Methodological issues

Some methodological questions can be raised. The lack of consensus criteria for IEI leads to some uncertainty regarding the case definition. We investigated symptoms, symptom-inducing environmental odours as well as social consequences as proxies for estimating subjectively reported severity. Although this severity classification may be scientifically inadequate in terms of defining pathophysiological mechanisms, it represents a pragmatic approach by describing the subjectively experienced manifestations. Due to the broad definition of IEI and the possibility that some respondents may interpret the reactions as indicative of other health problems, such as allergy or asthma, we cannot rule out classification or recall bias. Including a healthy control group could have strengthened our design by adding information regarding the influence of psychological features on the presence of IEI independent of severity. This research question, however, was not the objective of our study.

Conclusion

In conclusion, we were unable to support the hypothesis that repressive coping is associated with IEI. While this was also the case for alexithymia, we did find some evidence of an influence of one alexithymia domain: difficulties identifying feelings.
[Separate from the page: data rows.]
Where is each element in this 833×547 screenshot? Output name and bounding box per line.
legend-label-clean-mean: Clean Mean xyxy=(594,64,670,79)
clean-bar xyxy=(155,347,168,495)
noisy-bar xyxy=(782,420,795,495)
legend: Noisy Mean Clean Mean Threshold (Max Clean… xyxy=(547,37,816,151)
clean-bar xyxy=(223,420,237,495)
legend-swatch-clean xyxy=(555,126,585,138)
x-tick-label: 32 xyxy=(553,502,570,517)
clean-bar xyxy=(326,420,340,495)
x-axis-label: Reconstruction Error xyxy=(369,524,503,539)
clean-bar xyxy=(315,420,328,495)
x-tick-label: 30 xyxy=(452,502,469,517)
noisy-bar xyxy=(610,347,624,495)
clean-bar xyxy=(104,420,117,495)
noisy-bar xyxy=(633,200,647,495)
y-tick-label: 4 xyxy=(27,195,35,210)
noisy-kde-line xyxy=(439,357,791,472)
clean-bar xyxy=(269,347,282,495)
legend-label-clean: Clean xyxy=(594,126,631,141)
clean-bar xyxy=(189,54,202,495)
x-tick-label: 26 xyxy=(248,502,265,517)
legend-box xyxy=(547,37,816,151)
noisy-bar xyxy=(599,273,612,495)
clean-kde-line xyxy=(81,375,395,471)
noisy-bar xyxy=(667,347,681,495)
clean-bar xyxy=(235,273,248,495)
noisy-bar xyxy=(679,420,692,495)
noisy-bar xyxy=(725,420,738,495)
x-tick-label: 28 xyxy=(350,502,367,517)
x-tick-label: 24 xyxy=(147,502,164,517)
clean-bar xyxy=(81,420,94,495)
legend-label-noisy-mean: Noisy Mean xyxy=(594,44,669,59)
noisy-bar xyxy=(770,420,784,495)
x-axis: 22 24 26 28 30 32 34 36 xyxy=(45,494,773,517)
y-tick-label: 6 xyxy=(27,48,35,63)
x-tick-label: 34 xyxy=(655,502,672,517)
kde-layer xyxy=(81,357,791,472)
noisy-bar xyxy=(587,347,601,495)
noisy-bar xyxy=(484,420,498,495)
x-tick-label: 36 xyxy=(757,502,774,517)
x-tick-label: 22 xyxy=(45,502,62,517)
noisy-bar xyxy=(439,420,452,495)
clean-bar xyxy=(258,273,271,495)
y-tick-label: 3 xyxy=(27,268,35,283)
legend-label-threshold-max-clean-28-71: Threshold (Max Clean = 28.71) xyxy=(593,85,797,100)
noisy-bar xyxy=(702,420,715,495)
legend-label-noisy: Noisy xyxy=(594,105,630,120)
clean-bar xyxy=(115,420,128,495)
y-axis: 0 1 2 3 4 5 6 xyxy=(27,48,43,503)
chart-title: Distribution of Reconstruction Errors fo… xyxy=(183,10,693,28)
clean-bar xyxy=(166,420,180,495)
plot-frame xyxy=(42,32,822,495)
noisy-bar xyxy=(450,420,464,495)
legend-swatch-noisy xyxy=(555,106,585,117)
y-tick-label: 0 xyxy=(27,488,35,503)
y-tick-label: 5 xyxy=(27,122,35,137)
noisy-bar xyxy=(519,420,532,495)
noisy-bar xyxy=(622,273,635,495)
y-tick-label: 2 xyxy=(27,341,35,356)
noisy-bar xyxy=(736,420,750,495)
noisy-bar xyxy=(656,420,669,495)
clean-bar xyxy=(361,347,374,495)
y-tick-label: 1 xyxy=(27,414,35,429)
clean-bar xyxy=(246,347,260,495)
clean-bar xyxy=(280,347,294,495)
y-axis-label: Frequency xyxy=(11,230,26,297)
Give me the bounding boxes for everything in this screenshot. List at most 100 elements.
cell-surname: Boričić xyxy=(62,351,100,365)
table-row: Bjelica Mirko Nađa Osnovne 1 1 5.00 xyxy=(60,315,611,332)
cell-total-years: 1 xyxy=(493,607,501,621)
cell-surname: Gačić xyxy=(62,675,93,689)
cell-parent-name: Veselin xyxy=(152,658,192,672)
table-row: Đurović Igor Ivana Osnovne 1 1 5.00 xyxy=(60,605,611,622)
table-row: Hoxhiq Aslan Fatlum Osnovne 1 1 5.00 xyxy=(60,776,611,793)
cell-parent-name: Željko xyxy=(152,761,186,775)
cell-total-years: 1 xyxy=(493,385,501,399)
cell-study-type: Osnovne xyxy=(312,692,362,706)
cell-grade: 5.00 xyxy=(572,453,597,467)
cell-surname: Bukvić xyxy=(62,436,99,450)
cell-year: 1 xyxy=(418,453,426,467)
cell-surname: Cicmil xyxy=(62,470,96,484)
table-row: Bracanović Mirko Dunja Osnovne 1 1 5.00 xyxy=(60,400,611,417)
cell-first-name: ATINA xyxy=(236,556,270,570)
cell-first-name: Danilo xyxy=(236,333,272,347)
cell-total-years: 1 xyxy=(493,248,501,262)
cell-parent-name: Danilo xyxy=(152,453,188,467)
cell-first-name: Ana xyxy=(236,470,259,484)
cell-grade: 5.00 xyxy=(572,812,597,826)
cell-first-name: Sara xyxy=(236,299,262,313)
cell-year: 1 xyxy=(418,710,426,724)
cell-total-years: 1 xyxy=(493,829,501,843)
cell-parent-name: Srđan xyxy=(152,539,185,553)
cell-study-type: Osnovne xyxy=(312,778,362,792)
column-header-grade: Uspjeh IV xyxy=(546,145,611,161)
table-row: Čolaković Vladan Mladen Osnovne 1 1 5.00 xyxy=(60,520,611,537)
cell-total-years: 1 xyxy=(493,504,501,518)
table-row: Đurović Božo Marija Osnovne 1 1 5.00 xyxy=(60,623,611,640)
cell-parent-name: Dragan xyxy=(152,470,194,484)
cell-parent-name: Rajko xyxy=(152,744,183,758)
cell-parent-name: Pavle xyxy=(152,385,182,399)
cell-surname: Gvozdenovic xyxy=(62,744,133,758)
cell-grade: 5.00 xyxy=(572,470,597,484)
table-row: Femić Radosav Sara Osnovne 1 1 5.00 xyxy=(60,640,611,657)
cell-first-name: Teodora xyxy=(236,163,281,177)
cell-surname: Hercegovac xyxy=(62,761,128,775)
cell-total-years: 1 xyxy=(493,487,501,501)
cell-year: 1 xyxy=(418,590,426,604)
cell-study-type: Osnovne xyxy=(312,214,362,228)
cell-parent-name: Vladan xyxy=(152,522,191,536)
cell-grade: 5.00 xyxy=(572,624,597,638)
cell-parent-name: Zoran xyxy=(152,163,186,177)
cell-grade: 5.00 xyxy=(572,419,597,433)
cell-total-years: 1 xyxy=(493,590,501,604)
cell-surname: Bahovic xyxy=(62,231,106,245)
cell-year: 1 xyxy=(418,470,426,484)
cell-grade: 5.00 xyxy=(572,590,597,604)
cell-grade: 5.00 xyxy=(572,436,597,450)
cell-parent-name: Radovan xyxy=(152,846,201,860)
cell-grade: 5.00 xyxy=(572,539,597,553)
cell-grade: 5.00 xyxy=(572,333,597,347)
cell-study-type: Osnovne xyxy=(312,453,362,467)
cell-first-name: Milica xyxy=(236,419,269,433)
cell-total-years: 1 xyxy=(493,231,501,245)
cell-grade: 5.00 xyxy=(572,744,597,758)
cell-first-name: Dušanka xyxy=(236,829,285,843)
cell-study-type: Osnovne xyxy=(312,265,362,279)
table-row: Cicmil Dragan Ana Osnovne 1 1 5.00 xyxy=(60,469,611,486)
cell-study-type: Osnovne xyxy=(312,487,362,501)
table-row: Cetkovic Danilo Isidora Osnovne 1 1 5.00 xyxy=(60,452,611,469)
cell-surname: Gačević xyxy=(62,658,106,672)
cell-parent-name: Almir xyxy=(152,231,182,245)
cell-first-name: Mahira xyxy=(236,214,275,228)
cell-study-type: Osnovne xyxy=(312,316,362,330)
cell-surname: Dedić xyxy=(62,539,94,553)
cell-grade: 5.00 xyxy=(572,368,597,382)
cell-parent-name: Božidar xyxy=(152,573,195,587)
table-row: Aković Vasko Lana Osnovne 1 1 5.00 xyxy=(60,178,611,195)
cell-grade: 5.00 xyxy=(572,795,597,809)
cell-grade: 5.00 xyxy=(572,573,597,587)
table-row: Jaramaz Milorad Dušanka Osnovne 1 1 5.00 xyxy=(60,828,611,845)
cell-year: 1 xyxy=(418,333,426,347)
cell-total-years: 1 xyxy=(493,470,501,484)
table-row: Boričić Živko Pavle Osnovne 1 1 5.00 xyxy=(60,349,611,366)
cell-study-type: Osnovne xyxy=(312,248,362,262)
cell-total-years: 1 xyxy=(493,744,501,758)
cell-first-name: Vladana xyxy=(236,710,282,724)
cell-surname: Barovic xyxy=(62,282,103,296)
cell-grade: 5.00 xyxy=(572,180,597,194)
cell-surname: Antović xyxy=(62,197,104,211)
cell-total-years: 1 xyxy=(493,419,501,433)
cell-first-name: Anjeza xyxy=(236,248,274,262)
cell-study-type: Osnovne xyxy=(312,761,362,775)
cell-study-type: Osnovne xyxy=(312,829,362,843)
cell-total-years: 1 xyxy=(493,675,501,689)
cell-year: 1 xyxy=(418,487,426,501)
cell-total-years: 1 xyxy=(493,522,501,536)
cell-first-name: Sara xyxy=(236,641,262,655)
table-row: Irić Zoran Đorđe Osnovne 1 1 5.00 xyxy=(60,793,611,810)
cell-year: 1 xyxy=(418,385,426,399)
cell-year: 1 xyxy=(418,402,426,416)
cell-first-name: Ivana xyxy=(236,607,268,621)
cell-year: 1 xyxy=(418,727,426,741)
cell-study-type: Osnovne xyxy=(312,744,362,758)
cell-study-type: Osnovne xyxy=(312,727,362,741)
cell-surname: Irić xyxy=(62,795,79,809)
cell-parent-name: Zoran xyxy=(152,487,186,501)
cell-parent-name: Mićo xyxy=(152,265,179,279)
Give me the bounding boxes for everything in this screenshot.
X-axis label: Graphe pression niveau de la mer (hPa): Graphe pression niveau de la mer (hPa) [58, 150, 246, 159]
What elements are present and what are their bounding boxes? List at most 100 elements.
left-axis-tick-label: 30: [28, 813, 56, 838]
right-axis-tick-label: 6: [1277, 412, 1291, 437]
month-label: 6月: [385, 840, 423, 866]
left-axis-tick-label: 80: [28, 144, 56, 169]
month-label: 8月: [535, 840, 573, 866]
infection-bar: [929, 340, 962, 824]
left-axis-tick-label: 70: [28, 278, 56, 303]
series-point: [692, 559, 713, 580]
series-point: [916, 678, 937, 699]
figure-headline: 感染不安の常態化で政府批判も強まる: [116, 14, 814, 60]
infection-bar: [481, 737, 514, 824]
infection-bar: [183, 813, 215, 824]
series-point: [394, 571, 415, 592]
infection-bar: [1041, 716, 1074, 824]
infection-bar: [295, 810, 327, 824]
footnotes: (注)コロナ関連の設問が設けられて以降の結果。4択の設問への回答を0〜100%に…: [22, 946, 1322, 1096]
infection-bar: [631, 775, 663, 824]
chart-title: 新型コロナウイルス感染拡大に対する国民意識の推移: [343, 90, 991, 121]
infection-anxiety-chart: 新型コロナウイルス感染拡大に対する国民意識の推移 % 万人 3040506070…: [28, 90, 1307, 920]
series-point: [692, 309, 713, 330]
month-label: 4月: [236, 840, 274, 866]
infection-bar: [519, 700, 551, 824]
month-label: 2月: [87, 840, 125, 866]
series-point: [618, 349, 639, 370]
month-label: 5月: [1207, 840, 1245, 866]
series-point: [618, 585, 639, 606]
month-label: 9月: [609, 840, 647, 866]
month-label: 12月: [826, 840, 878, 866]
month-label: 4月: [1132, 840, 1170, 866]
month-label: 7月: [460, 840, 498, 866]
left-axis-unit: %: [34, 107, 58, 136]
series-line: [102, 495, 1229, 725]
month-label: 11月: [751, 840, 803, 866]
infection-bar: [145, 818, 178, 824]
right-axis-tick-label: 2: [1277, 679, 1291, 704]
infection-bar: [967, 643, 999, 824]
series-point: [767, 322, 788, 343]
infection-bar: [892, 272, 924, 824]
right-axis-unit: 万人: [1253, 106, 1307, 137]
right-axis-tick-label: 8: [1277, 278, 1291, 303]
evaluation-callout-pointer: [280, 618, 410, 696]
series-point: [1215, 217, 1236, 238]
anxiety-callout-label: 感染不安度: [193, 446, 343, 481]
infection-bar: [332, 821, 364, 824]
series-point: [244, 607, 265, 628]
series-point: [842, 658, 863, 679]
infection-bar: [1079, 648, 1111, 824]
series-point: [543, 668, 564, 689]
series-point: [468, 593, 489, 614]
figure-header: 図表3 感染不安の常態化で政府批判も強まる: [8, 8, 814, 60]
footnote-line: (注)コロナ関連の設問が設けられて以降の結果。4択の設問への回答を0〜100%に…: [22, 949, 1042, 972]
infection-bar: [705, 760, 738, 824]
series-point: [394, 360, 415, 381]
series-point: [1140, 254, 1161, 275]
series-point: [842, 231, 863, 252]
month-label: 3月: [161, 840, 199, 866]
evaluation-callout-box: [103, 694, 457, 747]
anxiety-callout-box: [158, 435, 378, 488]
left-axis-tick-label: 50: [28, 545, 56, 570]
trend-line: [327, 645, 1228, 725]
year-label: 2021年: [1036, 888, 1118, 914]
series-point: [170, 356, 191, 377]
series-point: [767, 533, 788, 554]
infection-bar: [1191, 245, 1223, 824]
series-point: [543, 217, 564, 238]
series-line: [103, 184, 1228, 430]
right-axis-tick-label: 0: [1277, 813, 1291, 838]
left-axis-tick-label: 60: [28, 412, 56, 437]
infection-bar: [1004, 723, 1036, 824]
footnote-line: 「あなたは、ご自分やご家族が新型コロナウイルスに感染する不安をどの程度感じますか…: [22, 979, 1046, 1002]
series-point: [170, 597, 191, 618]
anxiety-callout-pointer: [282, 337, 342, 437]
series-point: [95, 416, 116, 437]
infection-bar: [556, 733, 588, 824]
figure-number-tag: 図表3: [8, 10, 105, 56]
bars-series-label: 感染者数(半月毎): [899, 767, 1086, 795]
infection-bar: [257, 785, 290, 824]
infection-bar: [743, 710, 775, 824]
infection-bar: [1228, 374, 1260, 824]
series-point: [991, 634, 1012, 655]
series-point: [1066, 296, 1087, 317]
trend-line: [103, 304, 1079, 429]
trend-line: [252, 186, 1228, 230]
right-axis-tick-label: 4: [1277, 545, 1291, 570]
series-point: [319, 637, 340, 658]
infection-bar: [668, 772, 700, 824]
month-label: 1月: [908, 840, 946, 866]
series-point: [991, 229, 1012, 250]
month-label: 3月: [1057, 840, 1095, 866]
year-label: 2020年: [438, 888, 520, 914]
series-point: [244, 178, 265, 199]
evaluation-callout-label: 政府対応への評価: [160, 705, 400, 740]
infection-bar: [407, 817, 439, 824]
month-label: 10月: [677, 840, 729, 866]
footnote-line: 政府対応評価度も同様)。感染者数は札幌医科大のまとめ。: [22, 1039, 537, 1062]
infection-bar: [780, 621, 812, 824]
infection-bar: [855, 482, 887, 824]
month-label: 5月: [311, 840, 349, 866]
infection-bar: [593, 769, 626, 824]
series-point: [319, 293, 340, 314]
Further analyses, however, indicated that this association could be mediated by negative affectivity, a conclusion which was further supported by our findings of relatively strong independent associations between negative affectivity and trait anxiety and the four descriptive factors of IEI. We also found evidence of a role of defensiveness. Further studies are needed to elucidate the possible interplay between negative emotional reactions, defensiveness and difficulties identifying feelings in IEI, and our results may direct future therapeutic interventions towards focusing on increasing emotional awareness and functioning.